I've generated a linear model and I now want to use it to generate predictions. However, I want to first somehow test the predictive accuracy of my model. So far I've generated the model and have run a 5-fold cross validation with the following code and sample output:
reg<-lm(logWet.weight~logAverageBL)
cv.lm(mtross, reg, m=5)
Analysis of Variance Table
Response: logWet.weight
Df Sum Sq Mean Sq F value Pr(>F)
logAverageBL 1 10.42 10.42 808 <0.0000000000000002 ***
Residuals 38 0.49 0.01
fold 1
Observations in test set: 8
2 3 9 11 15 19 34
logAverageBL 1.6911 1.1949 1.44 1.083 1.1236 1.2682 1.4668
cvpred 1.0956 -0.3033 0.39 -0.619 -0.5042 -0.0968 0.4631
logWet.weight 1.1144 -0.3861 0.82 -0.678 -0.5993 -0.1207 0.5074
CV residual 0.0189 -0.0828 0.43 -0.059 -0.0951 -0.0239 0.0442
36
logAverageBL 1.4804
cvpred 0.5015
logWet.weight 0.4718
CV residual -0.0297
Sum of squares = 0.21 Mean square = 0.03 n = 8
fold 2 .....
....Overall (Sum over all 8 folds)
ms
0.0133
There seem to be many questions here about cross validation but I don't understand what information from this output is important. If the Overall ms is similar to the ms of each k-fold, does that suggest that the predictive accuracy is good? I understand that the overall ms or the cvms is the error of my predictions but I don't know what would indicate an acceptable amount of error.
Best Answer
An acceptable amount of error depends on many things, like the total sum of squares in the model. To relate the MSE (Mean Squared Error) to something tangible, it is usually compared to the Cross-validated MSE of other versions/variations of the model.

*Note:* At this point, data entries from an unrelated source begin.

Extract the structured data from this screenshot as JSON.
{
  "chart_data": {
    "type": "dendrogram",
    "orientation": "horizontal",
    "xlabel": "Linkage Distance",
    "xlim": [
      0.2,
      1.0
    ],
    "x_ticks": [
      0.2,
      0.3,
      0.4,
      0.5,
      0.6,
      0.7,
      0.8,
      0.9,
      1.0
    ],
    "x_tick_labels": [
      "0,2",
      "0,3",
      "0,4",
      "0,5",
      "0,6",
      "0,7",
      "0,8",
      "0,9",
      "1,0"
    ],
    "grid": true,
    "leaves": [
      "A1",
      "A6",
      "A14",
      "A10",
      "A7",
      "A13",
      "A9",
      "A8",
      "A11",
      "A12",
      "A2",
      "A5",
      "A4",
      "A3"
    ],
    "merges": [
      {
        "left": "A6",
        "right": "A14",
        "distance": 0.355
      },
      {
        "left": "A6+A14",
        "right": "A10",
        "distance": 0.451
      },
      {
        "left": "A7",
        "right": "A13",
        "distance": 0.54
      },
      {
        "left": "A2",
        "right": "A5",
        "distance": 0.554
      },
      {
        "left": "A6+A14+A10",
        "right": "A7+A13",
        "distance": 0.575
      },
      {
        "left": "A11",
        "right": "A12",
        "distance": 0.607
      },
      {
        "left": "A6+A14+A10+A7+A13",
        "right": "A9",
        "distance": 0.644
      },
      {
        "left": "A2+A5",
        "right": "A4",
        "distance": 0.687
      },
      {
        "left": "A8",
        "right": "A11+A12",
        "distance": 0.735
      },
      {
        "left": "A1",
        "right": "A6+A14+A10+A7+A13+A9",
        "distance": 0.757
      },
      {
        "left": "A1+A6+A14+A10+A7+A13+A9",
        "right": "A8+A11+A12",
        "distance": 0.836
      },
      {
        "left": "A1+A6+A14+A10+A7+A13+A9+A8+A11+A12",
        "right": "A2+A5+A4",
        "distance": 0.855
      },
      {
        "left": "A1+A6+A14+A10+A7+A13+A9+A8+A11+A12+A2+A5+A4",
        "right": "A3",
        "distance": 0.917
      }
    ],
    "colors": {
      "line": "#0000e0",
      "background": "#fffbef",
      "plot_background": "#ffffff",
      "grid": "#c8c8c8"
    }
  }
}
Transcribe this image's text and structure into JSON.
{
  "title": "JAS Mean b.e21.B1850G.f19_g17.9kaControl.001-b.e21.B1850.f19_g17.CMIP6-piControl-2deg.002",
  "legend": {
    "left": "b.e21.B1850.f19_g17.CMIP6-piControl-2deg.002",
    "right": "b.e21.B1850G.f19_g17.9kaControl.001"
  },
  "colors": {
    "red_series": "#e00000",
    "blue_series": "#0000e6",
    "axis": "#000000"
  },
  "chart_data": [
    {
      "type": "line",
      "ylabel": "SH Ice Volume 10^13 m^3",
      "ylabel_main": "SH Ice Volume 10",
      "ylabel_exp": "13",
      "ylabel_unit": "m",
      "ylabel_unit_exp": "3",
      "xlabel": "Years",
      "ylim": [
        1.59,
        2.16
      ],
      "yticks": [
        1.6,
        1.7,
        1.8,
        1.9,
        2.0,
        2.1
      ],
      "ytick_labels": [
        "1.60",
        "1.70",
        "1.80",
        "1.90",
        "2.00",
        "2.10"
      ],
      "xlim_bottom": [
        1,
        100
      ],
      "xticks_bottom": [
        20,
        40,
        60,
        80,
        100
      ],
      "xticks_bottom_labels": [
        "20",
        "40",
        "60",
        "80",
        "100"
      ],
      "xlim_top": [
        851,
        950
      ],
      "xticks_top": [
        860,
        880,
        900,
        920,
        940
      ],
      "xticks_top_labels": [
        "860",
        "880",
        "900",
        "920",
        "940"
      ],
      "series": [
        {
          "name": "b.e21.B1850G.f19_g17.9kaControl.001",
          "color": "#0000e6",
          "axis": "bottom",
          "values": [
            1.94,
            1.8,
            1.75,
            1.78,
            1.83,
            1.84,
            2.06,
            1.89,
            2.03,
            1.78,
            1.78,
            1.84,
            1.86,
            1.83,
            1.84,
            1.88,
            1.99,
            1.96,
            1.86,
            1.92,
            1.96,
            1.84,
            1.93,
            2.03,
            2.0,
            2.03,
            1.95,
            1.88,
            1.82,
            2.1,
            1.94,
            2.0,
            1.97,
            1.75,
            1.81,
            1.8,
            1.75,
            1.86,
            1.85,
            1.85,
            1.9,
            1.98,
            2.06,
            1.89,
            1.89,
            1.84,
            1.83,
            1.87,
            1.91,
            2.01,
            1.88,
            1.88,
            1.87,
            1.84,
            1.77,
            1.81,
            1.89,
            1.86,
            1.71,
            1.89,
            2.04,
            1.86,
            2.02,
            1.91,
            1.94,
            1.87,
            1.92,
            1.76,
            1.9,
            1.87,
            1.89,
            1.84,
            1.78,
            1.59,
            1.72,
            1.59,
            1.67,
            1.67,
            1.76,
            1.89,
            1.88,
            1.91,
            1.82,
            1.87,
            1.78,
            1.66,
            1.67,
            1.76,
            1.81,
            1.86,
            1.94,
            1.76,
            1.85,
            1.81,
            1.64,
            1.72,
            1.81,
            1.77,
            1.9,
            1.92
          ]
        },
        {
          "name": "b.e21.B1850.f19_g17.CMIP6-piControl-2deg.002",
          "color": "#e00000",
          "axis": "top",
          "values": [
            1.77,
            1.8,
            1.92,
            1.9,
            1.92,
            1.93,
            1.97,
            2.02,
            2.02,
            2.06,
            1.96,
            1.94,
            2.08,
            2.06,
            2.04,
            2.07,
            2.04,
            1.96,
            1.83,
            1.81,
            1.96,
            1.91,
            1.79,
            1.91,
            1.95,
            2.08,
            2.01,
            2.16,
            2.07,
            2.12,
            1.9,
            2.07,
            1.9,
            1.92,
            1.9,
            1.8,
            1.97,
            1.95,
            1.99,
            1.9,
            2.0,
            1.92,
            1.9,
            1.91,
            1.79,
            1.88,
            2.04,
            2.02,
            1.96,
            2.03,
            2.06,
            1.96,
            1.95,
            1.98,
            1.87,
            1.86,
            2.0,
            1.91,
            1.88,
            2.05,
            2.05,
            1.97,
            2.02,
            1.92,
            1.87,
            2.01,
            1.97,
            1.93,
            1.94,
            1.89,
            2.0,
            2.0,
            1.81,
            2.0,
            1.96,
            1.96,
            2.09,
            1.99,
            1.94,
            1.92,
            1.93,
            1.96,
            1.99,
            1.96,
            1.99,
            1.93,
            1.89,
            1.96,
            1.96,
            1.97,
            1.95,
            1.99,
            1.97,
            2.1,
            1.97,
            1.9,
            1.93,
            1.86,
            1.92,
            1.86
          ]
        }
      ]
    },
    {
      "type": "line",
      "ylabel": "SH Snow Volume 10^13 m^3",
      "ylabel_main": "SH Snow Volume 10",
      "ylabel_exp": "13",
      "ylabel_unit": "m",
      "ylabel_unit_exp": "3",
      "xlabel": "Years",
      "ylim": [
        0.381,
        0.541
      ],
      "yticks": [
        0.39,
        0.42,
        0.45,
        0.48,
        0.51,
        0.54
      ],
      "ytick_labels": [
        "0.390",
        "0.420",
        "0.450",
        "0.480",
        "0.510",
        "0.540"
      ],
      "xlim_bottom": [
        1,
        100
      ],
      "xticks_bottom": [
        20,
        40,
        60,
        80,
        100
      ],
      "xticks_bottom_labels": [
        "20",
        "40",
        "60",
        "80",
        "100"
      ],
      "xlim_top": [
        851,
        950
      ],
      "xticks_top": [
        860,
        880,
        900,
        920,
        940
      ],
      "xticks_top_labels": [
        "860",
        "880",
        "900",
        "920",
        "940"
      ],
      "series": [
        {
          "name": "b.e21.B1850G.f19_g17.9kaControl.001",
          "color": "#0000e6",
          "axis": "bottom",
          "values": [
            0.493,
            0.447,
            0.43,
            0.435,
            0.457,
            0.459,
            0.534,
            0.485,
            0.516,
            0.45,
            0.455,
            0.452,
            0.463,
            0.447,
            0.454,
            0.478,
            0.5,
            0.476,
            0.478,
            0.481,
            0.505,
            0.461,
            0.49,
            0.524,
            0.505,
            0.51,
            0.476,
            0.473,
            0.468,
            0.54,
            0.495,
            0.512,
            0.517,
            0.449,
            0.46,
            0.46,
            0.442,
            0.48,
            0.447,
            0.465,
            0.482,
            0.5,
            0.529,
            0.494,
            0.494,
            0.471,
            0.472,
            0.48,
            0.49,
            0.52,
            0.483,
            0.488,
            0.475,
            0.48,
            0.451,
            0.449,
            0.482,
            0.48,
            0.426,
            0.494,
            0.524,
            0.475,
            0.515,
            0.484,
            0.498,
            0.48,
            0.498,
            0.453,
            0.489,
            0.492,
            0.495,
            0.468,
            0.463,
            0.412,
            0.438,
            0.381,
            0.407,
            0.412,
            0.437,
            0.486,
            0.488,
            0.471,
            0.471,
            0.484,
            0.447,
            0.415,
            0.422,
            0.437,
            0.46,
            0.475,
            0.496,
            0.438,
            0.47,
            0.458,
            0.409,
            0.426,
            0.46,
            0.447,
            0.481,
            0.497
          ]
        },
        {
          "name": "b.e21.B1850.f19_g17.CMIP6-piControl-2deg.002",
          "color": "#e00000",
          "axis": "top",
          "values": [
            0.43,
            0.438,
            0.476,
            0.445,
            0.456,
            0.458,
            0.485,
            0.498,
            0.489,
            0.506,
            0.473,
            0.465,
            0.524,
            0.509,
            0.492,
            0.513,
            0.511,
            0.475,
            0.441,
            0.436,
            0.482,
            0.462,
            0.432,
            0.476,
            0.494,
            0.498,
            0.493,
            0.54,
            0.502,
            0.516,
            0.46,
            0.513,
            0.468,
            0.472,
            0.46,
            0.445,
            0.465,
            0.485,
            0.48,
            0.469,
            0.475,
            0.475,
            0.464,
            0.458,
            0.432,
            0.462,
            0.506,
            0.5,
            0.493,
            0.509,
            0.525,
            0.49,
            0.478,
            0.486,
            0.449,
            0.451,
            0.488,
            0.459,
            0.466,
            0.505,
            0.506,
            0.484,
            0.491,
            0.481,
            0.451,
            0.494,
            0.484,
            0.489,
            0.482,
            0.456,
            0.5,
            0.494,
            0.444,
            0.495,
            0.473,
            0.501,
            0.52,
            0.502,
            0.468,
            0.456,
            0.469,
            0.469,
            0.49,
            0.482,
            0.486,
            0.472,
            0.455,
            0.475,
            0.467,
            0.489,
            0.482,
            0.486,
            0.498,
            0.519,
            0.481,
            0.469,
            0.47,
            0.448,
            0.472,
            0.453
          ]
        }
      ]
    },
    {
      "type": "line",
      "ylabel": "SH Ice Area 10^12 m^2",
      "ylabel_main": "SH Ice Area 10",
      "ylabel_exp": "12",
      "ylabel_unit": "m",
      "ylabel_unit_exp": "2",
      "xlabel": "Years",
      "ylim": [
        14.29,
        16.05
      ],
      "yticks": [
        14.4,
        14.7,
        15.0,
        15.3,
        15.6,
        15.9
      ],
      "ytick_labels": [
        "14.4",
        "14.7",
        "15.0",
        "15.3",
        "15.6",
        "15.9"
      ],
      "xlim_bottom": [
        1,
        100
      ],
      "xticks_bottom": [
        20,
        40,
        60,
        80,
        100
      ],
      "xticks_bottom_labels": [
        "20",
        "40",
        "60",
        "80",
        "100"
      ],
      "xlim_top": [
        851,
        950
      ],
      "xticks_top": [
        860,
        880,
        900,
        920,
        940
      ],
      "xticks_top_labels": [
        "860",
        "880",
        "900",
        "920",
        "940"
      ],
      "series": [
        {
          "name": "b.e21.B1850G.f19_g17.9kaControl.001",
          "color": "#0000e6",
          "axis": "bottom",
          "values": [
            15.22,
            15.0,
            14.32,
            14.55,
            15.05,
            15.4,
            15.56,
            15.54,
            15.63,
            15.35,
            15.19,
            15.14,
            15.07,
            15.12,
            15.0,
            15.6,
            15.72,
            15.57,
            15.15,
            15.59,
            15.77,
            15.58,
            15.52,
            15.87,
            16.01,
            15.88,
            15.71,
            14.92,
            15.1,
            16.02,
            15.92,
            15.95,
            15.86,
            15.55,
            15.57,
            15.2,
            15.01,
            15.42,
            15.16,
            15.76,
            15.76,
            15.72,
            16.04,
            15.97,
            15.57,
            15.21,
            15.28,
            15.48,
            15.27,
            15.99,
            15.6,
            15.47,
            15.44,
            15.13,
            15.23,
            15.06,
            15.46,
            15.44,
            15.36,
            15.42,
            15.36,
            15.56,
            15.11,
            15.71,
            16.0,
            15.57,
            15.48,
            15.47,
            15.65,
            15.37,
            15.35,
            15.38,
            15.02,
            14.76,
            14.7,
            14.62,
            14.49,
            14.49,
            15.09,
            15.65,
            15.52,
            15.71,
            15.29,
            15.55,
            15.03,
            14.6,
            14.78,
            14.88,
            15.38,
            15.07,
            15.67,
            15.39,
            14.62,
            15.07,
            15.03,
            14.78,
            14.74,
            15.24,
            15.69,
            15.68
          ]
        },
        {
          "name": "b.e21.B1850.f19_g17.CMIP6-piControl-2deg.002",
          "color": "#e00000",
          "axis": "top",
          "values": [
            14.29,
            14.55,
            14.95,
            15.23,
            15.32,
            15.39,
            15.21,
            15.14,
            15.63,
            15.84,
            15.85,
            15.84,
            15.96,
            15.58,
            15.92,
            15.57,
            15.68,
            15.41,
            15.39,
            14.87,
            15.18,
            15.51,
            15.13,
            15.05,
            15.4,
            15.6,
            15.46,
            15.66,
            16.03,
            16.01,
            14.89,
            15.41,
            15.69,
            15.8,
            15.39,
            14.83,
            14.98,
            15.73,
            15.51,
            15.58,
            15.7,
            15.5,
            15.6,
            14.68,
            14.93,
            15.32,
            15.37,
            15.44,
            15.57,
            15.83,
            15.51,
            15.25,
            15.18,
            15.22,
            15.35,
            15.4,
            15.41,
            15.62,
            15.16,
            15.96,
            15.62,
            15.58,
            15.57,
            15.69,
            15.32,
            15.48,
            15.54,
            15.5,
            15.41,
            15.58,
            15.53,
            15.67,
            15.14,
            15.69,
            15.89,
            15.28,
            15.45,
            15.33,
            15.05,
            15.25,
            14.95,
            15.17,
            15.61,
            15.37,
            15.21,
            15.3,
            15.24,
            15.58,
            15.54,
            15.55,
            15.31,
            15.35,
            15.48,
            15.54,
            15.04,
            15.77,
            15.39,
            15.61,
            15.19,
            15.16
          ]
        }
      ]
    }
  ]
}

From what I can gather, you first performed your model building, ended up with some model and cross-validated that. But instead, if your aim is to build a model for prediction, it is customary to build your model actually by cross-validating.
For example, take the full model, with all variables included and see what MSE that gives. Repeat this for every combination of variables (including the null-model, with just an intercept) and cross-validate each of those models. That should give you are list of models and their MSE. Now you have an idea of what range of MSE you can expect and which model offers the lowest error.